Mikey and William are, in many ways, tragic comedians. They’re trapped in an endless loop: reliving the same role, the same stories, the same disputes, year after year, hoping that this time someone important is listening. The reboot is less about money or even art for them; it’s about validation. Who gets to be the “official” Smash-Mouth in the minds of a new generation?

It’s a funny question, but it’s also quietly brutal. If you’ve ever watched two ex-band members fight over who was “really” responsible for the big song, you’ll recognize the pattern. Legacy isn’t just about what you did—it’s about who gets the story told their way.


Final Score: Cult Classic in the Making

The Once and Future Smash is sharp, funny, and delightfully specific. It’s aimed squarely at horror fans who know their conventions, understand their slashers, and have strong opinions about franchise timelines—but it’s also accessible enough for anyone who’s ever wondered what happens to genre actors after the masks come off and the crowds thin out.

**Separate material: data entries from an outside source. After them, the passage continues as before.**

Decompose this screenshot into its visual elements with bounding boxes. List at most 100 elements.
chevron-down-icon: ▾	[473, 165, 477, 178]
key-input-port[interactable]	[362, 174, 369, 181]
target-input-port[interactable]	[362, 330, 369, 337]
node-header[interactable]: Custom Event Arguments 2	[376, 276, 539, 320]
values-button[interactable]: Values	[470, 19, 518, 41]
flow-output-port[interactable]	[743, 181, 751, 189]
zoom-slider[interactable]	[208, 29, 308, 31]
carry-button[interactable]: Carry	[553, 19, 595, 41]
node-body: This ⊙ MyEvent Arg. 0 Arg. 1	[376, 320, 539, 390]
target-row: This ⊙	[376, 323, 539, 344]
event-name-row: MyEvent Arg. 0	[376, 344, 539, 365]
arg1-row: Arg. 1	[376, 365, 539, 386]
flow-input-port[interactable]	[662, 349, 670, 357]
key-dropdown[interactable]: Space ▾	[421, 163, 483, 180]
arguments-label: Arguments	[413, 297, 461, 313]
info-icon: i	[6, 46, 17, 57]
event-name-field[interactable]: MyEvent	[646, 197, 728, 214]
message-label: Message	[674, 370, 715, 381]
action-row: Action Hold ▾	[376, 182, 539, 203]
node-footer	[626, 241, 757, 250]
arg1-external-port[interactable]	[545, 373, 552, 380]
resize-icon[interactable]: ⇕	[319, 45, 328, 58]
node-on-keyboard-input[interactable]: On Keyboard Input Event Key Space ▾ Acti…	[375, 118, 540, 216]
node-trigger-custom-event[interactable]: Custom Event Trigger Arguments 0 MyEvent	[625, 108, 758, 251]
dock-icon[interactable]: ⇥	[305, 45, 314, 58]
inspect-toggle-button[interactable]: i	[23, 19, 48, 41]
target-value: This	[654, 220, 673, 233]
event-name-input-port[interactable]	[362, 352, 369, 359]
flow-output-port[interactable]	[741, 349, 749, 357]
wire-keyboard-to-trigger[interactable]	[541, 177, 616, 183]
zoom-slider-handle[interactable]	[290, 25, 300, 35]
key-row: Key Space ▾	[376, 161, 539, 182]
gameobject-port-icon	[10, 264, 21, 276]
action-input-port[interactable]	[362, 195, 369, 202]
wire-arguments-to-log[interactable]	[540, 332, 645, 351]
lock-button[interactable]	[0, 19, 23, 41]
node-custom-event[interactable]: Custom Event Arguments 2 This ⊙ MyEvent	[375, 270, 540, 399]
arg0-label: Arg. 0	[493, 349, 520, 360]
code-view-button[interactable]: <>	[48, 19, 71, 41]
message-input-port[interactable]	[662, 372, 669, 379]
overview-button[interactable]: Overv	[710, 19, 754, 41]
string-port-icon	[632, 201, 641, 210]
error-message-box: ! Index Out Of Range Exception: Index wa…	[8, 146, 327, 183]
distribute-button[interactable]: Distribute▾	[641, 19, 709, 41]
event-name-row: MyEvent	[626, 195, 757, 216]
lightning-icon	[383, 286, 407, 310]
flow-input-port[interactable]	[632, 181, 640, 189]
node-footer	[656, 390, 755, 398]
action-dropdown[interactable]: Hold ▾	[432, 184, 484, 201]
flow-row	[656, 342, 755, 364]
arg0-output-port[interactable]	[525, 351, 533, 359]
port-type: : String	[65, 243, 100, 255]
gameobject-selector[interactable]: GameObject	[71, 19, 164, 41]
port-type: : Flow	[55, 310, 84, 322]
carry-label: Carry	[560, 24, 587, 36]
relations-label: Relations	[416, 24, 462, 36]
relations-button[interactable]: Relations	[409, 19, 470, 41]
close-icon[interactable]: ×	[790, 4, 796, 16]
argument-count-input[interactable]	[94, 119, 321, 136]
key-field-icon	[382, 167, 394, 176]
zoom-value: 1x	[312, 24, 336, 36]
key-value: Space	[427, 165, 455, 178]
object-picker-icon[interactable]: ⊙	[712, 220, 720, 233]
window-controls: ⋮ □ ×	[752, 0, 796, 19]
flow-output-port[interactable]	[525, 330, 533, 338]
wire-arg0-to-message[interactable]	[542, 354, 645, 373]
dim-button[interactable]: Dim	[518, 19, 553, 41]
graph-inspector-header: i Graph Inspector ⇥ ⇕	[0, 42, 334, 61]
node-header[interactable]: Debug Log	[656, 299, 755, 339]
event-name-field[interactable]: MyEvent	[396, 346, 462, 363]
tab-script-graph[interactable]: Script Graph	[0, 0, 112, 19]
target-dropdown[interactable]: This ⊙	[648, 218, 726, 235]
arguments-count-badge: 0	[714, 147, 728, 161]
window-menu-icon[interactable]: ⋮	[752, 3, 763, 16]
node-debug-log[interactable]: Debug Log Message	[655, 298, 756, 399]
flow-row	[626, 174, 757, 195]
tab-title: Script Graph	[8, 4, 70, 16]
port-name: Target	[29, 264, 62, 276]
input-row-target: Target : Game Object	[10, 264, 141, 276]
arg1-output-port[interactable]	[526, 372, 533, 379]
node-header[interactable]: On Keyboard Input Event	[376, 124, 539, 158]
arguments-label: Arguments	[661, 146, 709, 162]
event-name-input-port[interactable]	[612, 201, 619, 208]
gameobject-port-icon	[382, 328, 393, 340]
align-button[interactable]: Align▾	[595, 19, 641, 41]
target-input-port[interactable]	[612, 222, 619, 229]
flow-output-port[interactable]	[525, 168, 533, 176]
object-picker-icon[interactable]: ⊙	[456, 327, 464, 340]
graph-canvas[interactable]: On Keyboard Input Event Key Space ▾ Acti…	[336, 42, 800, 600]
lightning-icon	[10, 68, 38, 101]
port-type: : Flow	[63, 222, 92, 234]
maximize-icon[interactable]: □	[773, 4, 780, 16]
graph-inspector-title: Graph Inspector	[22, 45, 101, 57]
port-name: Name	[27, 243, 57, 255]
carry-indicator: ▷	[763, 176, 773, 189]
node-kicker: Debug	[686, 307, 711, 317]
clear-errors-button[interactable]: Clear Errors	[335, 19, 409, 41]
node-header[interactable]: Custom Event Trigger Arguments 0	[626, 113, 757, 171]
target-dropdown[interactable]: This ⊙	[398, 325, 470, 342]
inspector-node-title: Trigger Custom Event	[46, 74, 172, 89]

As a mockumentary, it’s sly and self-aware. As a commentary on reboots and fandom, it’s incisive. And as a portrait of two stubborn men who refuse to let their slice of horror history go quietly, it’s weirdly touching.

If you’ve got a dark sense of humor, a soft spot for cult cinema, and a healthy suspicion of modern reboots, The Once and Future Smash feels like exactly the kind of oddball gem you’d discover at a midnight screening, then spend years insisting your friends “have to see.” Just be prepared: you might end up arguing over which Smash-Mouth was the real one.